Near the Gansevoort-Melville lot on the South Ridge, a massive granite shaft marks the grave of a man who owed at least part of his substantial fortune to the cultivation of celery and owned a large portion of what is now the town of Colonie.
Born in 1811 near Stuttgart, Theophilus G. Roessle was a German immigrant from who came to Albany penniless at the age of fifteen having lost both his trunk counting his few possessions and his traveling companion who took ill and died not long after their arrival in Rochester.
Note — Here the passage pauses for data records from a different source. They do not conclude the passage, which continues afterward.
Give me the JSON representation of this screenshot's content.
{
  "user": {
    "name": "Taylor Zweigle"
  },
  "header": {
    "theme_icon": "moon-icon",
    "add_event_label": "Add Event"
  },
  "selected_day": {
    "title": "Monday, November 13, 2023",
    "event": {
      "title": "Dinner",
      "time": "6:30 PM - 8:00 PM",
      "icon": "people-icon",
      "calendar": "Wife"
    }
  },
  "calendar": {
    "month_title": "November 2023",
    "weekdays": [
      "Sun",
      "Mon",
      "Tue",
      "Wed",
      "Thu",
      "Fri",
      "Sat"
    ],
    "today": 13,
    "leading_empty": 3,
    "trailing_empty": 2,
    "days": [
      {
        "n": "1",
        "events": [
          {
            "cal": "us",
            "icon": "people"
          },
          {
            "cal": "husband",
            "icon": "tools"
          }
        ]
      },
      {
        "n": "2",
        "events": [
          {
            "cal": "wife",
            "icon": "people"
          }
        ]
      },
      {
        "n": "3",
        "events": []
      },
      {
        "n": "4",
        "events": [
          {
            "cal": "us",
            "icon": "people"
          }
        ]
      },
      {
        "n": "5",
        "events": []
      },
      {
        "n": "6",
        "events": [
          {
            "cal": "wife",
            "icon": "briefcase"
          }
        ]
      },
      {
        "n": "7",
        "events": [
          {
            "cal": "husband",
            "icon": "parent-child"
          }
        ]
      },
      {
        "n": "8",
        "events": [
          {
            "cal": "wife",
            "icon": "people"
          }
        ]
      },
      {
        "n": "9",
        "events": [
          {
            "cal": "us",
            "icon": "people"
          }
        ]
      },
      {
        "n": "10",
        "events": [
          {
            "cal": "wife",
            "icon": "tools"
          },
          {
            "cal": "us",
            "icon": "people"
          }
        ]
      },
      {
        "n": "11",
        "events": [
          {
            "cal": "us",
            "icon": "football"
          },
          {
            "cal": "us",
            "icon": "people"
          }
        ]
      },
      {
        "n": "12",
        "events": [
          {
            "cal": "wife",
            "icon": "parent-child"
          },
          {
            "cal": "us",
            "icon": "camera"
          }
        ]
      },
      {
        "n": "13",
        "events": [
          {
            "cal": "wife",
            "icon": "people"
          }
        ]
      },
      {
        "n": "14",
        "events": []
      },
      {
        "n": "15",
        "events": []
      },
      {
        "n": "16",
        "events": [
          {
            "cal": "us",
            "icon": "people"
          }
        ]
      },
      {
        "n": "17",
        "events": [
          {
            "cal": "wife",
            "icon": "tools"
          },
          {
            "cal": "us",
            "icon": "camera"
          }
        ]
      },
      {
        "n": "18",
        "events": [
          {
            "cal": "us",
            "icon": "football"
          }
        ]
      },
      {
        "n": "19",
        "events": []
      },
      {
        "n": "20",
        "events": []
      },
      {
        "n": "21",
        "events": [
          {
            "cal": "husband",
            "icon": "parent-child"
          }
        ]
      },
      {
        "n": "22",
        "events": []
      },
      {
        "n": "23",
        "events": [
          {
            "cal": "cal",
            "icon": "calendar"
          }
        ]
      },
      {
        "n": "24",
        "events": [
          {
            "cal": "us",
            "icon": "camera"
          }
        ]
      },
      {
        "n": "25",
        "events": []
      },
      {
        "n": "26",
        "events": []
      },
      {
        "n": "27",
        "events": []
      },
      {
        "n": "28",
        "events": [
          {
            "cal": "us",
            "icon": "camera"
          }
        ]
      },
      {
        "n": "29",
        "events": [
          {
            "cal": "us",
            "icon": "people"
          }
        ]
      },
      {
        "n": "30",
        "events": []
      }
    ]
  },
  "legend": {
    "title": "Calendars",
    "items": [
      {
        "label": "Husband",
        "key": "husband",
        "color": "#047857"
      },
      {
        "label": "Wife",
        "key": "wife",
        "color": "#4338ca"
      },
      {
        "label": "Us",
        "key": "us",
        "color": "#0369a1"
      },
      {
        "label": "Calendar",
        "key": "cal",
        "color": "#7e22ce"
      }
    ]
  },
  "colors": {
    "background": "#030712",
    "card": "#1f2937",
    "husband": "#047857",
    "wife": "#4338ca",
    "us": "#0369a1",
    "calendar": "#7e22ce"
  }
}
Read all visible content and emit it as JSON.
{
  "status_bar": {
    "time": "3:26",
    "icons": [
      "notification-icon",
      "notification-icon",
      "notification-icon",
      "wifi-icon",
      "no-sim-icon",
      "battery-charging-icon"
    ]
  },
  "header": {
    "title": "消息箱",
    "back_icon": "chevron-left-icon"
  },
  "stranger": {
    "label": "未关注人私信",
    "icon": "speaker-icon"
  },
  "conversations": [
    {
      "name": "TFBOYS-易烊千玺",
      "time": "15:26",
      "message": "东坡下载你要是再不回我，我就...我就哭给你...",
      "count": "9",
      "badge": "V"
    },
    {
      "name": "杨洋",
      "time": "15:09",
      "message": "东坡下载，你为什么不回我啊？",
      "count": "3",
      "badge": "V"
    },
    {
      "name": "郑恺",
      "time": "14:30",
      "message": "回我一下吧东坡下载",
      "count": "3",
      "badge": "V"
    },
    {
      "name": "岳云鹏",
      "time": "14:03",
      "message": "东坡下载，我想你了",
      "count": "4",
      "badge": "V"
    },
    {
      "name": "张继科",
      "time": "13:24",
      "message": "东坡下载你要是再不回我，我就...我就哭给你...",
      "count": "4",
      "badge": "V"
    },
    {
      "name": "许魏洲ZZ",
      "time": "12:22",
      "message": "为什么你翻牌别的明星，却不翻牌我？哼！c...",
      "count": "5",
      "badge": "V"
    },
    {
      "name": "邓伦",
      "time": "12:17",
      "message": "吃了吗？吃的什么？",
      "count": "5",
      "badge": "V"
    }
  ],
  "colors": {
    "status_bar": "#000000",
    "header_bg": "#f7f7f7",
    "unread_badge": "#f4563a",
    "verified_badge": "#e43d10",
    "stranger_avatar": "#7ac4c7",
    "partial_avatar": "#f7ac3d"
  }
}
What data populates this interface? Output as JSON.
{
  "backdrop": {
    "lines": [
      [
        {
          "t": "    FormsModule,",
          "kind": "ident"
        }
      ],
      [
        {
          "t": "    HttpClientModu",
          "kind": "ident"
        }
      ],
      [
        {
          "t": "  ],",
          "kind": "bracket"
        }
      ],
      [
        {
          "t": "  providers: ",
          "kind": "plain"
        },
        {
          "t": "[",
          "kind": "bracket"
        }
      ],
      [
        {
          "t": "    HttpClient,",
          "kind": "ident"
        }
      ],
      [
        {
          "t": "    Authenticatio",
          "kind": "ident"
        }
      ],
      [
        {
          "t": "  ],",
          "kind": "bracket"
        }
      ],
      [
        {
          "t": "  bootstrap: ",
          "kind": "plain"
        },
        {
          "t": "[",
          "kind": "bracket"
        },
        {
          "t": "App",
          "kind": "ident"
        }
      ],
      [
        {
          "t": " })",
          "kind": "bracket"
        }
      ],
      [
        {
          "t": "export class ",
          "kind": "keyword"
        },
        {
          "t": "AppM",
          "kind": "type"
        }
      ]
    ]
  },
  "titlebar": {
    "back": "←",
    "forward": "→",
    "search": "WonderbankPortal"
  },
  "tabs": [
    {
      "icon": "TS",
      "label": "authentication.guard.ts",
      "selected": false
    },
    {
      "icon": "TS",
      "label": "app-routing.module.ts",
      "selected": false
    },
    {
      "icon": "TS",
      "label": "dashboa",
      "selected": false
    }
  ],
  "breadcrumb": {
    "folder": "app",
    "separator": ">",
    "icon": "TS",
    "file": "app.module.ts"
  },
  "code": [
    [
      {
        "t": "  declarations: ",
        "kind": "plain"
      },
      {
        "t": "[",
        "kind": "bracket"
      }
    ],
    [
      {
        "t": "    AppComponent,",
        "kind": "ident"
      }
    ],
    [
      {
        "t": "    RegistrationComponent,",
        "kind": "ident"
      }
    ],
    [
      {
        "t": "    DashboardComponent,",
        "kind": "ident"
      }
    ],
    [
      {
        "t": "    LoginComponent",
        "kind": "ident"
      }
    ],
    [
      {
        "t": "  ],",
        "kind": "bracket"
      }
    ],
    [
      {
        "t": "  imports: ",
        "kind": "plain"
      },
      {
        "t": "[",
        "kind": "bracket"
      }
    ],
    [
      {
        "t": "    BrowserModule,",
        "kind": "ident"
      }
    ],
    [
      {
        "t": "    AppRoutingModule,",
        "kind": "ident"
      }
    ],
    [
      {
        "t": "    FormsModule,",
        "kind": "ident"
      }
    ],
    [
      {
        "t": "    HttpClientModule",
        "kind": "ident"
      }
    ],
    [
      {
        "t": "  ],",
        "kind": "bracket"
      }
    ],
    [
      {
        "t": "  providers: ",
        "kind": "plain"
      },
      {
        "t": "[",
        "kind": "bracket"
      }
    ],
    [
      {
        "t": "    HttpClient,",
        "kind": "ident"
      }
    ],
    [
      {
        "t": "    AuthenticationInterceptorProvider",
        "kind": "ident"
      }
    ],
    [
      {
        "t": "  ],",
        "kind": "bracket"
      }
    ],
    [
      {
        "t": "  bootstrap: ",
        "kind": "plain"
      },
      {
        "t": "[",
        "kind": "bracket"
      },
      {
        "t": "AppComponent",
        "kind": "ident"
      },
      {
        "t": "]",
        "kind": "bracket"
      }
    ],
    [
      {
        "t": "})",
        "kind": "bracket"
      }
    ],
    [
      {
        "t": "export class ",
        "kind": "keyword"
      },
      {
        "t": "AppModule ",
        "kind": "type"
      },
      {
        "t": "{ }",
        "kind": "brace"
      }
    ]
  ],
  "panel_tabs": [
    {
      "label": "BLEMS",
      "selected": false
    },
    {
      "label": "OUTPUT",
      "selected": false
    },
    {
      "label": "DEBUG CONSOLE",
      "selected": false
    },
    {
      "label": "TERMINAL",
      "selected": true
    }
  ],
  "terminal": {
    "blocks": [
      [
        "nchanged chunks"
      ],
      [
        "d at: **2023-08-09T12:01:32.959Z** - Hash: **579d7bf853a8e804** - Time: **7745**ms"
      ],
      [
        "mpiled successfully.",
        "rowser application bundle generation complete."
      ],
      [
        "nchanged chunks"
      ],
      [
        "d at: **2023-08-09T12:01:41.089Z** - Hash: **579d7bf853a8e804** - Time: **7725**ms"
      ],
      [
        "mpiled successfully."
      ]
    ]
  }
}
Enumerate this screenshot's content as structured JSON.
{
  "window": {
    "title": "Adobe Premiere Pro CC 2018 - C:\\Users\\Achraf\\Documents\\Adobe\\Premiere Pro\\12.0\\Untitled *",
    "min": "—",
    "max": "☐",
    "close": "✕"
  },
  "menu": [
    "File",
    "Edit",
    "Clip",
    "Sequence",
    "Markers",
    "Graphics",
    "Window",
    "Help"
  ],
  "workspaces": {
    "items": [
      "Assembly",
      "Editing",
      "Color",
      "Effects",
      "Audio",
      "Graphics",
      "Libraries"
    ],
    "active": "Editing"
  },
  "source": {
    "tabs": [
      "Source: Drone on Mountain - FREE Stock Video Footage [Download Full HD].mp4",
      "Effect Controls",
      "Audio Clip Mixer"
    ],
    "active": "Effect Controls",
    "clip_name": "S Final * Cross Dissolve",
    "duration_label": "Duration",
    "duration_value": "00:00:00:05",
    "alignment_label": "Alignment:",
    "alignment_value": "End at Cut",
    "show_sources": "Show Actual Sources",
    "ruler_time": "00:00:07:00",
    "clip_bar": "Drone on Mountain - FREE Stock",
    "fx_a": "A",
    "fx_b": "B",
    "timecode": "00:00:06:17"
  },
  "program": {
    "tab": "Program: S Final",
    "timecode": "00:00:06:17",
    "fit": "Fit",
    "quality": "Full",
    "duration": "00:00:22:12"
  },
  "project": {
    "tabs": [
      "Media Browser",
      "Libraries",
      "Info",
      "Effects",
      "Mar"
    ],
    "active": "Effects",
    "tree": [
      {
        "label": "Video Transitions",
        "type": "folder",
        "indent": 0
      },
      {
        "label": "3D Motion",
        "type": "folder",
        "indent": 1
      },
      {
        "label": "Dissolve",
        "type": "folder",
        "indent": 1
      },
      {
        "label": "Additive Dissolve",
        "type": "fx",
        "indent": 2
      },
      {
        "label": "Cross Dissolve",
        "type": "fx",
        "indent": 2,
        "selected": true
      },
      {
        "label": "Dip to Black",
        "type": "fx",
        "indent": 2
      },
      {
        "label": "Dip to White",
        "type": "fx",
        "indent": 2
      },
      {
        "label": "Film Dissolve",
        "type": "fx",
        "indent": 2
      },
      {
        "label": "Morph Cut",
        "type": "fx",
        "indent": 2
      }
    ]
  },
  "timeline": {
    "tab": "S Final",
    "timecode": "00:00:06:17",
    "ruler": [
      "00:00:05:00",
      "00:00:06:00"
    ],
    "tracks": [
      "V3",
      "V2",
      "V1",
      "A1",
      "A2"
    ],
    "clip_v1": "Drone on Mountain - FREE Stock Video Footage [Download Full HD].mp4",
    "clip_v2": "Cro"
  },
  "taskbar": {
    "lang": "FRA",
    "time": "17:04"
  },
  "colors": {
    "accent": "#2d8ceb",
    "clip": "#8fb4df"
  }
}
He worked at various jobs and learned both landscaping and market gardening until he was able to afford to lease a farm and, with the income from the farm, began to buy land along the Albany-Schenectady Turnpike (now Central Avenue between Osborne and Wolf Roads). This area would later become the hamlet of Roessleville and, as his wealth increased, Theophilus Roessle built a large, elegant mansion near present-day Elmhurst Avenue. The estate, its entrance road flanked by stone lions, is long since gone.
A wholesaler of produce whose property included orchards with about five thousand fruit trees, he focused his attention on the cultivation of celery, especially the white variety which was achieved by covering the young plants with earth to deprive them of sunlight. He reportedly sold a thousand bunches of celery a day in season which a good percent of the sales being out-of-state. He even authored a book on the subject, How To Cultivate and Preserve Celery in 1860. He later purchased Albany's famed Delavan House in 1849, founded the Fort William Henry Hotel in near Lake George, and later took over the Arlington Hotel in Washington, D.C.. Roessle died in 1890 and his sons followed him in the produce business.